Sometimes the bells and whistles of huge stage productions can leave us cold. Pantos are often too eager to draw in parents with adult references. The simplest, sweetest and well-crafted children’s shows can win over hearts just as much as the big budget affairs.
Ofegus Theatre’s Daylight Robbery at Smock Alley Theatre is one such show. It isn’t the usual damsels in distress marrying princes though. As well as witches and villains there are karate-chopping fairies and high-fiving spies.
Set in the kingdom of Enchantasia, the title hints at the fact that the sun has been stolen. It’s up to Wendy Witch (the effervescent Niamh Hogan) and her motley royal crew to venture through the Ferocious Forest to Earthcrux. Here they will face the terrifying Empress Incandescence (a convincing Emily Elphinstone), her minions and Wendy’s evil sister Wily Witch.
The brick walled space with balconies and arched windows lends itself perfectly to a fairy-tale production. There are no special effects and the scene changes are indicated simply by a swathe of gold fabric, or fairy lights. Most actors play two characters seamlessly. In fact, my kids wanted to know where everyone was for the final bow and couldn’t believe they were doubling up. They mightn’t be very bright though.

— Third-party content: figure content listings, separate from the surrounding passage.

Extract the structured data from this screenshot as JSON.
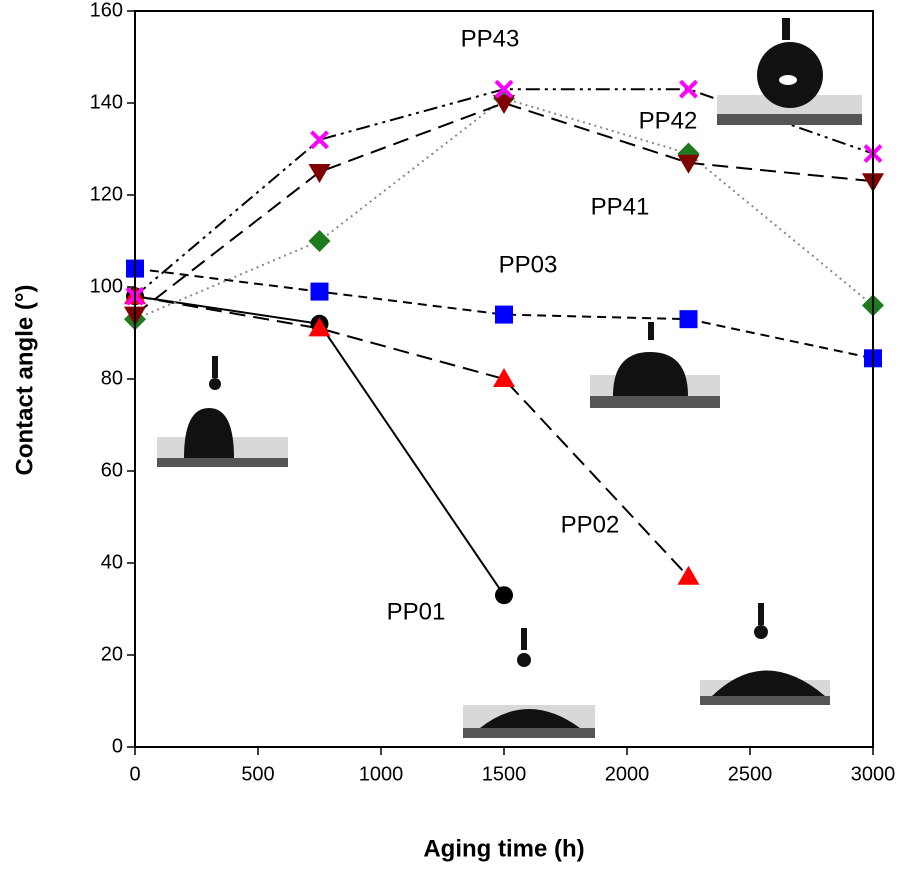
{
  "chart_data": {
    "type": "line",
    "xlabel": "Aging time (h)",
    "ylabel": "Contact angle (°)",
    "xlim": [
      0,
      3000
    ],
    "xticks": [
      0,
      500,
      1000,
      1500,
      2000,
      2500,
      3000
    ],
    "ylim": [
      0,
      160
    ],
    "yticks": [
      0,
      20,
      40,
      60,
      80,
      100,
      120,
      140,
      160
    ],
    "grid": false,
    "legend": false,
    "series": [
      {
        "name": "PP01",
        "color": "#000000",
        "marker": "circle",
        "linestyle": "solid",
        "x": [
          0,
          750,
          1500
        ],
        "values": [
          98,
          92,
          33
        ]
      },
      {
        "name": "PP02",
        "color": "#ff0000",
        "marker": "triangle",
        "linestyle": "longdash",
        "x": [
          0,
          750,
          1500,
          2250
        ],
        "values": [
          98,
          91,
          80,
          37
        ]
      },
      {
        "name": "PP03",
        "color": "#0000ff",
        "marker": "square",
        "linestyle": "dash",
        "x": [
          0,
          750,
          1500,
          2250,
          3000
        ],
        "values": [
          104,
          99,
          94,
          93,
          84.5
        ]
      },
      {
        "name": "PP41",
        "color": "#1e7a1e",
        "marker": "diamond",
        "linestyle": "dot",
        "x": [
          0,
          750,
          1500,
          2250,
          3000
        ],
        "values": [
          93,
          110,
          141,
          129,
          96
        ]
      },
      {
        "name": "PP42",
        "color": "#800000",
        "marker": "triangle-down",
        "linestyle": "longdash",
        "x": [
          0,
          750,
          1500,
          2250,
          3000
        ],
        "values": [
          94,
          125,
          140,
          127,
          123
        ]
      },
      {
        "name": "PP43",
        "color": "#ff00ff",
        "marker": "x",
        "linestyle": "dashdot",
        "x": [
          0,
          750,
          1500,
          2250,
          3000
        ],
        "values": [
          98,
          132,
          143,
          143,
          129
        ]
      }
    ]
  }
}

The highlight is undoubtedly Fairy Christmas (the fantastic, show-stealing Amy Flood) wiping out the minions with her high kicks and punches, all the time denouncing violence. There’s something for everyone, with hints of the ass-kicking fairy in Scrooged, Harry Potter spells, Hogan’s perfect Chitty Chitty Bang Bang clockwork doll and even Lord of the Rings when Incandescent says she will summon her orc and goblin armies. It is a refreshingly original show though and Leslie Lalor’s tight direction and clever script are complimented by the music, lighting and beautiful costumes.
Special kudos to Stephen Gorman who was so charismatic in the potentially dry role of General Strike . Liam McCarthy was hamtastic as the Prince/Duke and Sinead Heavin (Wily Witch) and Niall Bruton (General Amnesty) were effortlessly cool. Esther Seuss made the most of the watery Princess.
I set up a theatre company with friends many moons ago and it’s no mean feat. On the basis of this production, these young, enthusiastic performers should be commended. They’re playing a blinder on a shoestring budget with the toughest audiences around- kids.
The cast invited children up to meet them afterwards, and the Ofegus’ website – the word has no meaning – carries interviews in character. They’re very clear on what theatre should be: “A place of imagination and invention. We want our young audiences to learn to use their imaginations, broaden their horizons and believe that anything is possible.”
And the best part is, no one forces you to get up and sing Gangnam Style.